Snowflake's bulk data loading command has no direct DuckDB equivalent.

-- Snowflake (NOT SUPPORTED)
COPY INTO my_table FROM @my_stage/data.csv FILE_FORMAT = (TYPE = 'CSV');

-- Error: "COPY INTO is a Snowflake-specific data loading command..."

Alternative: Use DuckDB's native file-reading functions:

-- DuckDB equivalents
COPY my_table FROM 'data.csv' (HEADER, DELIMITER ',');
INSERT INTO my_table SELECT * FROM read_csv('data.csv', header=true);
INSERT INTO my_table SELECT * FROM read_parquet('data.parquet');

Staged File References

Snowflake stage references (@stage_name, $1, $2) are not supported.

-- Snowflake (NOT SUPPORTED)
SELECT $1, $2 FROM @my_stage/file.csv;

-- Error: "Snowflake staged file references (e.g., @stage_name, $1, $2) are not supported..."

Alternative: Use DuckDB's file-reading functions:

-- DuckDB equivalents
SELECT * FROM read_csv('file.csv');
SELECT * FROM read_parquet('file.parquet');
SELECT * FROM read_json('file.json');

STREAMS

Snowflake Streams provide change data capture (CDC) functionality. This is a Snowflake-specific feature with no DuckDB equivalent.

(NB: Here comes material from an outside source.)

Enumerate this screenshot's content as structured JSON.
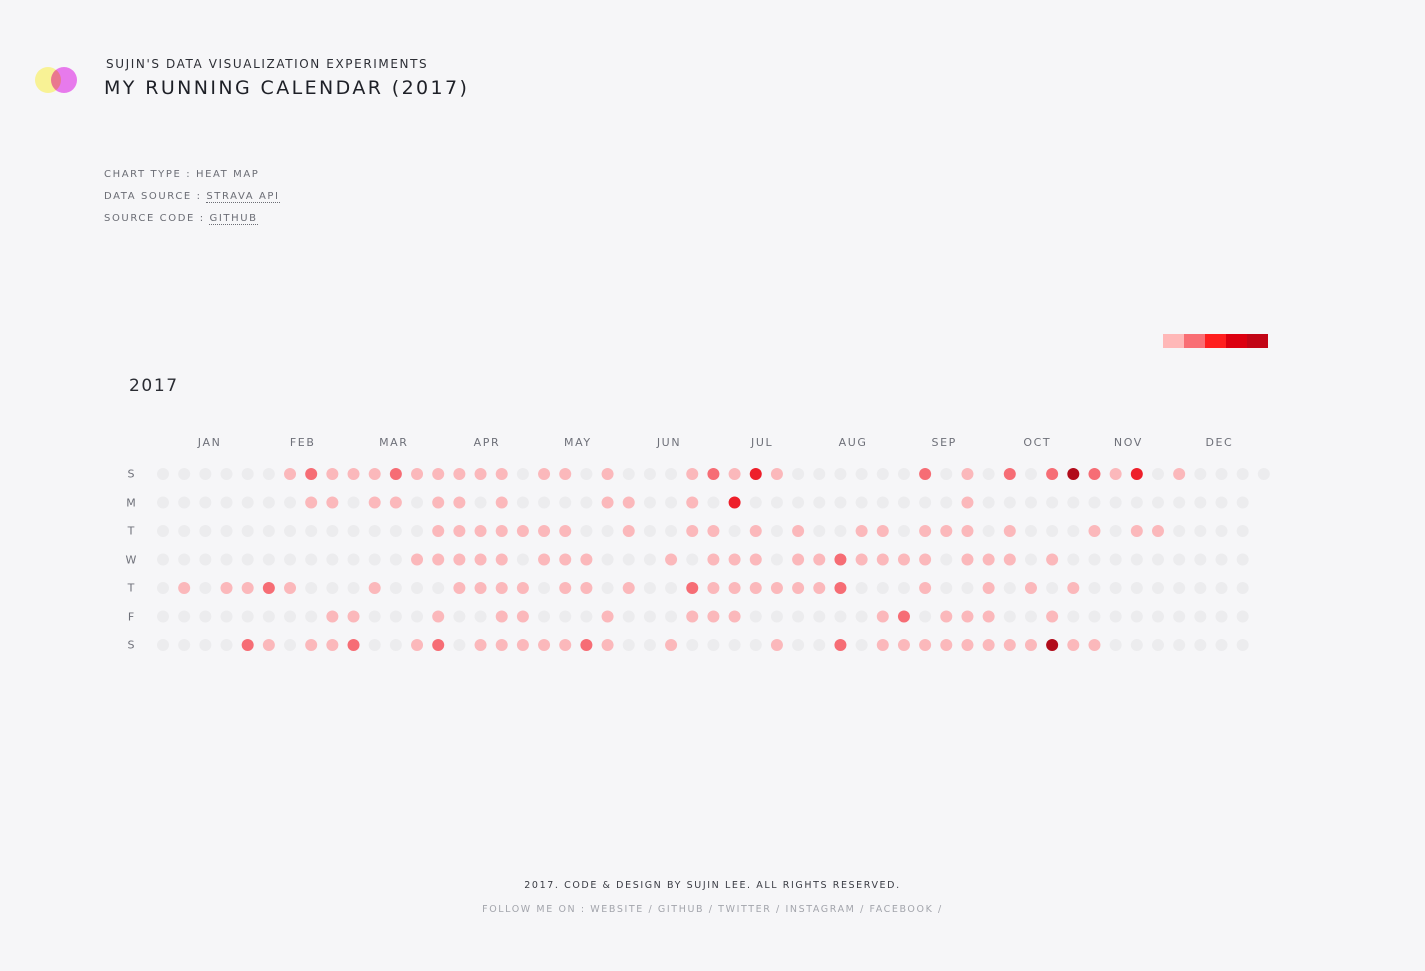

Alternative: Use HatiData's audit log to track data changes, or implement CDC at the application layer.

TASKS

Snowflake Tasks provide scheduled SQL execution. This is a Snowflake-specific feature with no DuckDB equivalent.

Alternative: Use external schedulers such as cron, Apache Airflow, or Prefect to run scheduled queries against HatiData.

PIPES

Snowflake Pipes provide continuous data loading from stages. This is a Snowflake-specific feature with no DuckDB equivalent.

Alternative: Use INSERT INTO ... SELECT from DuckDB file-reading functions, triggered by an external scheduler or event-driven pipeline.